1回の調停にかかる時間は2~3時間程度です。通常1回目の期日で調停が終了することはなく、その後も何回か期日を入れて話し合いを続けて行きます。
1回目の調停の最後に、基本的には当事者双方が同席して、次回の調停期日を決めるとともに、次回期日までに準備する資料等を確認します。
2回目以降の調停
調停はその後も、1か月~1か月半程度の間隔で行われます。
4か月~半年程度で終了する事案が多いですが、対立が激しい場合は1年以上かかるケースもあります。
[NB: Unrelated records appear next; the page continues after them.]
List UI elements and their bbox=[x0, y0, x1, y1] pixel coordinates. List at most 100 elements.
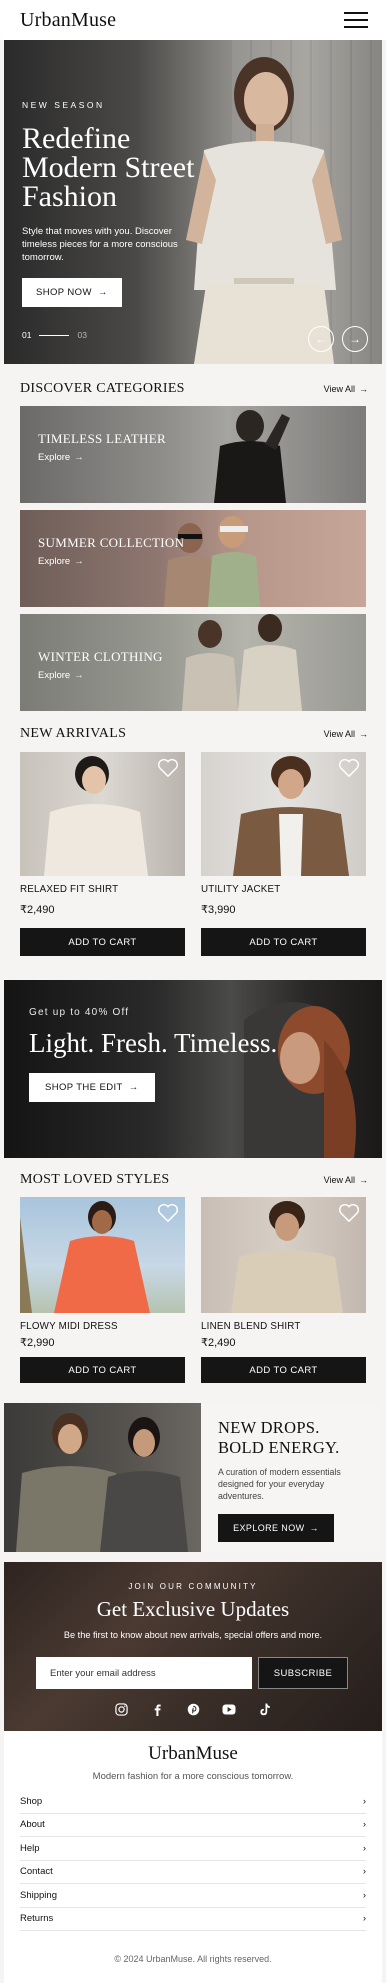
product-name: LINEN BLEND SHIRT bbox=[201, 1321, 301, 1332]
heart-icon[interactable] bbox=[157, 1203, 179, 1223]
youtube-icon[interactable] bbox=[222, 1702, 236, 1716]
hero-text: Style that moves with you. Discover time… bbox=[22, 226, 178, 263]
site-header: UrbanMuse bbox=[0, 0, 386, 40]
footer-link-label: Contact bbox=[20, 1866, 53, 1878]
winter-models-image bbox=[182, 614, 302, 711]
newsletter-kicker: JOIN OUR COMMUNITY bbox=[128, 1582, 258, 1591]
footer-link-about[interactable]: About › bbox=[20, 1814, 366, 1837]
category-title: WINTER CLOTHING bbox=[38, 649, 163, 664]
product-card[interactable]: UTILITY JACKET ₹3,990 ADD TO CART bbox=[201, 752, 366, 956]
product-price: ₹2,990 bbox=[20, 1337, 55, 1349]
new-drops-title: NEW DROPS. BOLD ENERGY. bbox=[218, 1418, 340, 1457]
instagram-icon[interactable] bbox=[114, 1702, 128, 1716]
footer-link-help[interactable]: Help › bbox=[20, 1837, 366, 1861]
heart-icon[interactable] bbox=[338, 758, 360, 778]
product-name: FLOWY MIDI DRESS bbox=[20, 1321, 118, 1332]
arrow-right-icon: → bbox=[359, 1175, 368, 1185]
product-price: ₹2,490 bbox=[201, 1337, 236, 1349]
footer-link-label: Shipping bbox=[20, 1889, 57, 1901]
prev-slide-icon[interactable]: ← bbox=[308, 326, 334, 352]
slide-total: 03 bbox=[77, 330, 87, 340]
slide-current: 01 bbox=[22, 330, 32, 340]
footer-link-shipping[interactable]: Shipping › bbox=[20, 1884, 366, 1908]
footer-link-label: About bbox=[20, 1819, 45, 1831]
footer-links: Shop › About › Help › Contact › Shipping › Re… bbox=[20, 1790, 366, 1931]
footer-tagline: Modern fashion for a more conscious tomo… bbox=[92, 1771, 294, 1782]
explore-label: Explore bbox=[38, 452, 71, 463]
hamburger-icon[interactable] bbox=[344, 12, 368, 28]
new-drops-section: NEW DROPS. BOLD ENERGY. A curation of mo… bbox=[4, 1403, 382, 1552]
category-explore-link[interactable]: Explore → bbox=[38, 452, 166, 463]
chevron-right-icon: › bbox=[362, 1889, 366, 1901]
hero-kicker: NEW SEASON bbox=[22, 100, 105, 110]
product-image[interactable] bbox=[201, 752, 366, 876]
categories-view-all-link[interactable]: View All → bbox=[324, 384, 368, 394]
chevron-right-icon: › bbox=[362, 1819, 366, 1831]
footer-link-shop[interactable]: Shop › bbox=[20, 1790, 366, 1814]
tiktok-icon[interactable] bbox=[258, 1702, 272, 1716]
view-all-label: View All bbox=[323, 1175, 355, 1185]
explore-now-button[interactable]: EXPLORE NOW → bbox=[218, 1514, 334, 1542]
add-to-cart-button[interactable]: ADD TO CART bbox=[20, 1357, 185, 1383]
new-arrivals-view-all-link[interactable]: View All → bbox=[324, 729, 368, 739]
add-to-cart-button[interactable]: ADD TO CART bbox=[20, 928, 185, 956]
heart-icon[interactable] bbox=[157, 758, 179, 778]
hero-banner: NEW SEASON Redefine Modern Street Fashio… bbox=[4, 40, 382, 364]
arrow-right-icon: → bbox=[97, 287, 108, 298]
new-drops-text: A curation of modern essentials designed… bbox=[218, 1467, 341, 1501]
arrow-right-icon: → bbox=[359, 729, 368, 739]
promo-content: Get up to 40% Off Light. Fresh. Timeless… bbox=[29, 1007, 277, 1102]
hero-content: NEW SEASON Redefine Modern Street Fashio… bbox=[22, 100, 222, 307]
product-image[interactable] bbox=[201, 1197, 366, 1313]
product-card[interactable]: FLOWY MIDI DRESS ₹2,990 ADD TO CART bbox=[20, 1197, 185, 1383]
category-card-summer[interactable]: SUMMER COLLECTION Explore → bbox=[20, 510, 366, 607]
add-to-cart-button[interactable]: ADD TO CART bbox=[201, 1357, 366, 1383]
new-arrivals-header: NEW ARRIVALS View All → bbox=[20, 726, 368, 742]
explore-label: Explore bbox=[38, 556, 71, 567]
explore-now-label: EXPLORE NOW bbox=[233, 1523, 305, 1533]
category-card-leather[interactable]: TIMELESS LEATHER Explore → bbox=[20, 406, 366, 503]
most-loved-title: MOST LOVED STYLES bbox=[20, 1172, 170, 1187]
subscribe-button[interactable]: SUBSCRIBE bbox=[258, 1657, 348, 1689]
footer-link-label: Returns bbox=[20, 1913, 54, 1925]
site-footer: UrbanMuse Modern fashion for a more cons… bbox=[4, 1731, 382, 1983]
new-drops-image bbox=[4, 1403, 201, 1552]
category-title: SUMMER COLLECTION bbox=[38, 535, 185, 550]
brand-logo[interactable]: UrbanMuse bbox=[20, 9, 116, 32]
arrow-right-icon: → bbox=[359, 384, 368, 394]
product-image[interactable] bbox=[20, 1197, 185, 1313]
shop-now-button[interactable]: SHOP NOW → bbox=[22, 278, 122, 307]
footer-link-returns[interactable]: Returns › bbox=[20, 1908, 366, 1931]
heart-icon[interactable] bbox=[338, 1203, 360, 1223]
slide-indicator: 01 03 bbox=[22, 330, 87, 340]
most-loved-view-all-link[interactable]: View All → bbox=[324, 1175, 368, 1185]
pinterest-icon[interactable] bbox=[186, 1702, 200, 1716]
view-all-label: View All bbox=[323, 384, 355, 394]
footer-link-contact[interactable]: Contact › bbox=[20, 1861, 366, 1884]
social-links bbox=[4, 1702, 382, 1716]
add-to-cart-button[interactable]: ADD TO CART bbox=[201, 928, 366, 956]
product-card[interactable]: LINEN BLEND SHIRT ₹2,490 ADD TO CART bbox=[201, 1197, 366, 1383]
view-all-label: View All bbox=[323, 729, 355, 739]
product-image[interactable] bbox=[20, 752, 185, 876]
product-card[interactable]: RELAXED FIT SHIRT ₹2,490 ADD TO CART bbox=[20, 752, 185, 956]
chevron-right-icon: › bbox=[362, 1913, 366, 1925]
slide-progress-bar bbox=[39, 334, 70, 336]
slide-arrows: ← → bbox=[308, 326, 368, 352]
footer-logo[interactable]: UrbanMuse bbox=[4, 1743, 382, 1765]
next-slide-icon[interactable]: → bbox=[342, 326, 368, 352]
shop-the-edit-label: SHOP THE EDIT bbox=[45, 1082, 123, 1093]
category-explore-link[interactable]: Explore → bbox=[38, 556, 184, 567]
explore-label: Explore bbox=[38, 670, 71, 681]
email-field[interactable] bbox=[36, 1657, 252, 1689]
category-explore-link[interactable]: Explore → bbox=[38, 670, 163, 681]
categories-header: DISCOVER CATEGORIES View All → bbox=[20, 381, 368, 397]
newsletter-section: JOIN OUR COMMUNITY Get Exclusive Updates… bbox=[4, 1562, 382, 1731]
category-card-winter[interactable]: WINTER CLOTHING Explore → bbox=[20, 614, 366, 711]
product-name: RELAXED FIT SHIRT bbox=[20, 884, 119, 895]
shop-the-edit-button[interactable]: SHOP THE EDIT → bbox=[29, 1073, 155, 1102]
newsletter-form: SUBSCRIBE bbox=[36, 1657, 348, 1689]
facebook-icon[interactable] bbox=[150, 1702, 164, 1716]
hero-title: Redefine Modern Street Fashion bbox=[22, 122, 195, 213]
leather-model-image bbox=[214, 410, 290, 503]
調停で離婚が成立する際には、原則として当事者本人の出席が必要となります。
調停調書の作成
調停で離婚条件等がまとまると、裁判所において調停調書が作成されます。
調停成立時には、当事者双方とその代理人の弁護士、調停委員、裁判官、書記官が一同に会し、合意した離婚条件について口頭で確認を行います。
そして、この内容が調停調書という書面にまとめられることになります。
調停調書は、裁判所が作成する書類なので、当事者が調停調書に署名押印などをすることはありません。
調停調書には、離婚の合意の他、未成年の子の親権者を誰と定めるのか、養育費・財産分与・慰謝料などの金額や支払い方法、年金分割等、相手方との間で合意した内容のすべてが記載されます。
調停調書が作成された後には、誤記などの場合を除いて、不服を申し立てることや調停調書を取り下げることはできません。
このため、誤解のないよう、裁判官や調停委員からの説明を良く聞き、疑問がある場合は遠慮せずに質問して、十分に納得することが必要です。
離婚届の提出

調停離婚が成立した場合、調停終了から10日以内に市役所や区役所に離婚届を提出する必要があります。離婚届の提出をしないと離婚の手続が完了しませんので、忘れないように提出するようにしましょう。
調停離婚の場合、協議離婚とは異なり、相手方の署名押印が必要ありませんので、当事者の一方が記載するだけで離婚届を提出することができます。また、証人の署名押印も不要です。
子どもの戸籍を移す

離婚後、妻側は、戸籍から離れて新しい戸籍を作る方が多いようです。
妻が子どもの親権者となって離婚により新しい戸籍を作っても、子どもの戸籍が当然に妻の新しい戸籍に入る訳ではありません。
何も手続きをしなければ、子どもは筆頭者である夫の戸籍に入ったままの状態になります。
子どもを妻の新しい戸籍に入れる場合には、家庭裁判所に対して「子の氏の変更許可の申立て」を行い、家庭裁判所の許可を得てから、妻の戸籍に入籍する手続が必要となります。
なお、妻が離婚後も婚姻時の姓を名乗り、離婚により子どもの姓が変わらなくても、子を妻の新しい戸籍に入れるには、子の氏の変更許可の申立ての手続が必要となります。
家庭裁判所の許可審判を得たら、家庭裁判所から交付される審判書と戸籍謄本を添えて、役所に入籍届を提出することになります。